Just follow the trail. Owkin and Sanofi now let a platform they call an “AI scientist” help decide which programmes advance; IQVIA runs more than 150 such agents across 19 of the top 20 drugmakers; Benchling’s survey finds the same shift inside the labs. So AI has crossed from making the slides to making the call — and a bad call costs a whole programme, not a meeting. Because these models still invent a real share of what they produce — a third of the references in one audit were fabricated — the trail ends somewhere uncomfortable: what matters is no longer having AI, but being able to check it.

Assume it, then check

Suppose the claim is true; confirm each condition it would require (working backward).

Now try to break the claim instead of build it. If “you win by proving your work” were true, three things would have to be real, and each is easy to look up. AI would have to be making real decisions — it is. Those decisions would have to fail often enough to matter — they do, from fabricated citations to a leakage problem across 294 studies to the 95% of corporate pilots that returned no profit. And there would have to be a fix that works — there is: tie the model to a live literature search and its citation accuracy reaches 99.8%. The claim refuses to break.

The recurring pattern

One regularity shows up across many independent cases (induction).

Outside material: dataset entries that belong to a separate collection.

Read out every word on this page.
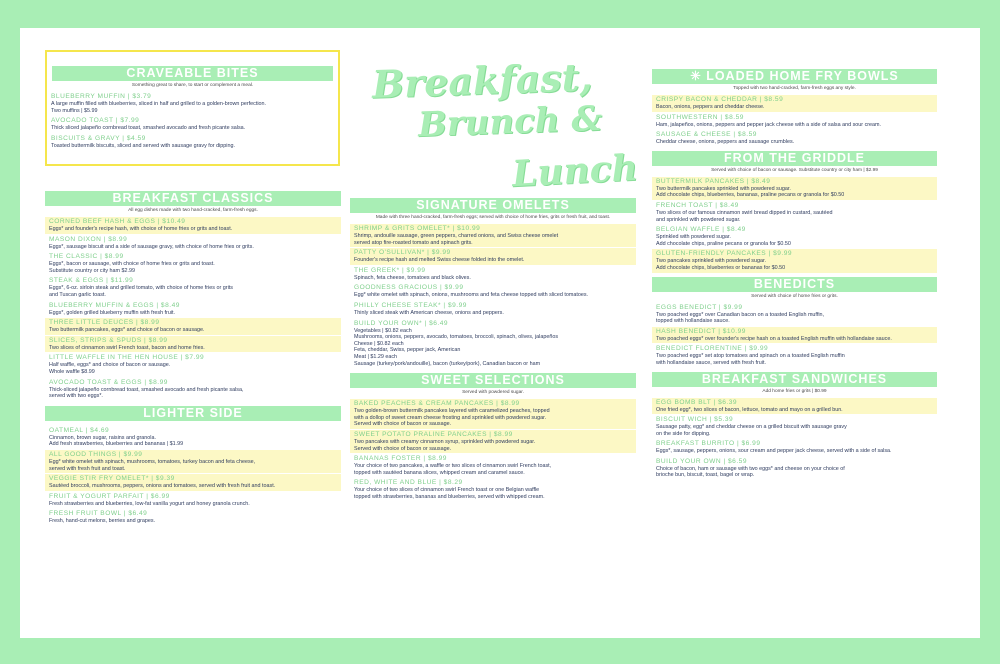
CRAVEABLE BITES
Something great to share, to start or complement a meal.
BLUEBERRY MUFFIN | $3.79
A large muffin filled with blueberries, sliced in half and grilled to a golden-brown perfection.
Two muffins | $5.99
AVOCADO TOAST | $7.99
Thick sliced jalapeño cornbread toast, smashed avocado and fresh picante salsa.
BISCUITS & GRAVY | $4.59
Toasted buttermilk biscuits, sliced and served with sausage gravy for dipping.
BREAKFAST CLASSICS
All egg dishes made with two hand-cracked, farm-fresh eggs.
CORNED BEEF HASH & EGGS | $10.49
Eggs* and founder's recipe hash, with choice of home fries or grits and toast.
MASON DIXON | $8.99
Eggs*, sausage biscuit and a side of sausage gravy, with choice of home fries or grits.
THE CLASSIC | $8.99
Eggs*, bacon or sausage, with choice of home fries or grits and toast.
Substitute country or city ham $2.99
STEAK & EGGS | $11.99
Eggs*, 6-oz. sirloin steak and grilled tomato, with choice of home fries or grits
and Tuscan garlic toast.
BLUEBERRY MUFFIN & EGGS | $8.49
Eggs*, golden grilled blueberry muffin with fresh fruit.
THREE LITTLE DEUCES | $8.99
Two buttermilk pancakes, eggs* and choice of bacon or sausage.
SLICES, STRIPS & SPUDS | $8.99
Two slices of cinnamon swirl French toast, bacon and home fries.
LITTLE WAFFLE IN THE HEN HOUSE | $7.99
Half waffle, eggs* and choice of bacon or sausage.
Whole waffle $8.99
AVOCADO TOAST & EGGS | $8.99
Thick-sliced jalapeño cornbread toast, smashed avocado and fresh picante salsa,
served with two eggs*.
LIGHTER SIDE
OATMEAL | $4.69
Cinnamon, brown sugar, raisins and granola.
Add fresh strawberries, blueberries and bananas | $1.99
ALL GOOD THINGS | $9.99
Egg* white omelet with spinach, mushrooms, tomatoes, turkey bacon and feta cheese,
served with fresh fruit and toast.
VEGGIE STIR FRY OMELET* | $9.39
Sautéed broccoli, mushrooms, peppers, onions and tomatoes, served with fresh fruit and toast.
FRUIT & YOGURT PARFAIT | $6.99
Fresh strawberries and blueberries, low-fat vanilla yogurt and honey granola crunch.
FRESH FRUIT BOWL | $6.49
Fresh, hand-cut melons, berries and grapes.
Breakfast,
Brunch &
Lunch
SIGNATURE OMELETS
Made with three hand-cracked, farm-fresh eggs; served with choice of home fries, grits or fresh fruit, and toast.
SHRIMP & GRITS OMELET* | $10.99
Shrimp, andouille sausage, green peppers, charred onions, and Swiss cheese omelet
served atop fire-roasted tomato and spinach grits.
PATTY O'SULLIVAN* | $9.99
Founder's recipe hash and melted Swiss cheese folded into the omelet.
THE GREEK* | $9.99
Spinach, feta cheese, tomatoes and black olives.
GOODNESS GRACIOUS | $9.99
Egg* white omelet with spinach, onions, mushrooms and feta cheese topped with sliced tomatoes.
PHILLY CHEESE STEAK* | $9.99
Thinly sliced steak with American cheese, onions and peppers.
BUILD YOUR OWN* | $6.49
Vegetables | $0.82 each
Mushrooms, onions, peppers, avocado, tomatoes, broccoli, spinach, olives, jalapeños
Cheese | $0.82 each
Feta, cheddar, Swiss, pepper jack, American
Meat | $1.29 each
Sausage (turkey/pork/andouille), bacon (turkey/pork), Canadian bacon or ham
SWEET SELECTIONS
Served with powdered sugar.
BAKED PEACHES & CREAM PANCAKES | $8.99
Two golden-brown buttermilk pancakes layered with caramelized peaches, topped
with a dollop of sweet cream cheese frosting and sprinkled with powdered sugar.
Served with choice of bacon or sausage.
SWEET POTATO PRALINE PANCAKES | $8.99
Two pancakes with creamy cinnamon syrup, sprinkled with powdered sugar.
Served with choice of bacon or sausage.
BANANAS FOSTER | $8.99
Your choice of two pancakes, a waffle or two slices of cinnamon swirl French toast,
topped with sautéed banana slices, whipped cream and caramel sauce.
RED, WHITE AND BLUE | $8.29
Your choice of two slices of cinnamon swirl French toast or one Belgian waffle
topped with strawberries, bananas and blueberries, served with whipped cream.
✳ LOADED HOME FRY BOWLS
Topped with two hand-cracked, farm-fresh eggs any style.
CRISPY BACON & CHEDDAR | $8.59
Bacon, onions, peppers and cheddar cheese.
SOUTHWESTERN | $8.59
Ham, jalapeños, onions, peppers and pepper jack cheese with a side of salsa and sour cream.
SAUSAGE & CHEESE | $8.59
Cheddar cheese, onions, peppers and sausage crumbles.
FROM THE GRIDDLE
Served with choice of bacon or sausage. Substitute country or city ham | $2.99
BUTTERMILK PANCAKES | $8.49
Two buttermilk pancakes sprinkled with powdered sugar.
Add chocolate chips, blueberries, bananas, praline pecans or granola for $0.50
FRENCH TOAST | $8.49
Two slices of our famous cinnamon swirl bread dipped in custard, sautéed
and sprinkled with powdered sugar.
BELGIAN WAFFLE | $8.49
Sprinkled with powdered sugar.
Add chocolate chips, praline pecans or granola for $0.50
GLUTEN-FRIENDLY PANCAKES | $9.99
Two pancakes sprinkled with powdered sugar.
Add chocolate chips, blueberries or bananas for $0.50
BENEDICTS
Served with choice of home fries or grits.
EGGS BENEDICT | $9.99
Two poached eggs* over Canadian bacon on a toasted English muffin,
topped with hollandaise sauce.
HASH BENEDICT | $10.99
Two poached eggs* over founder's recipe hash on a toasted English muffin with hollandaise sauce.
BENEDICT FLORENTINE | $9.99
Two poached eggs* set atop tomatoes and spinach on a toasted English muffin
with hollandaise sauce, served with fresh fruit.
BREAKFAST SANDWICHES
Add home fries or grits | $0.99
EGG BOMB BLT | $6.39
One fried egg*, two slices of bacon, lettuce, tomato and mayo on a grilled bun.
BISCUIT WICH | $5.39
Sausage patty, egg* and cheddar cheese on a grilled biscuit with sausage gravy
on the side for dipping.
BREAKFAST BURRITO | $6.99
Eggs*, sausage, peppers, onions, sour cream and pepper jack cheese, served with a side of salsa.
BUILD YOUR OWN | $6.59
Choice of bacon, ham or sausage with two eggs* and cheese on your choice of
brioche bun, biscuit, toast, bagel or wrap.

Step back and watch the same thing happen again and again. Where the truth is easy to check, AI is everywhere — combing the literature, predicting protein shapes. Where the data is messy and hard to validate, trust collapses. AI-designed molecules sail through the early trials that test chemistry, which you can measure, then fall back toward the average in the later trials that test whether the drug works, which you cannot fake. One pattern explains every case: AI speeds up exactly where its answers can be checked. (This is induction — a strong pattern, not an ironclad law, so a genuinely new field could defy it — but it holds across very different ones.)

From a basic principle

From a premise almost no one rejects, the conclusion follows of necessity (deduction).

Finally, reason it out from something obvious. If a machine decides and no human re-derives the result, its mistakes pass straight into the outcome — no one disputes that. We have also shown that ungrounded models err at a real, measured rate. Put those two facts together and the conclusion is not optional; it is forced. An unchecked AI making real decisions will push real errors into real drug programmes. So checking the work — grounding it in sources, keeping the trail — is not polish; it is the requirement.

Four roads, one destination. Any single road you might doubt — perhaps we picked the evidence, perhaps the pattern is a fluke. But it is hard to fool yourself the same way four independent times. That convergence is the reason to trust the answer, and it is why BigBio shows every step: a conclusion you can reach four ways, each tied to a document you can open yourself, is one you can act on.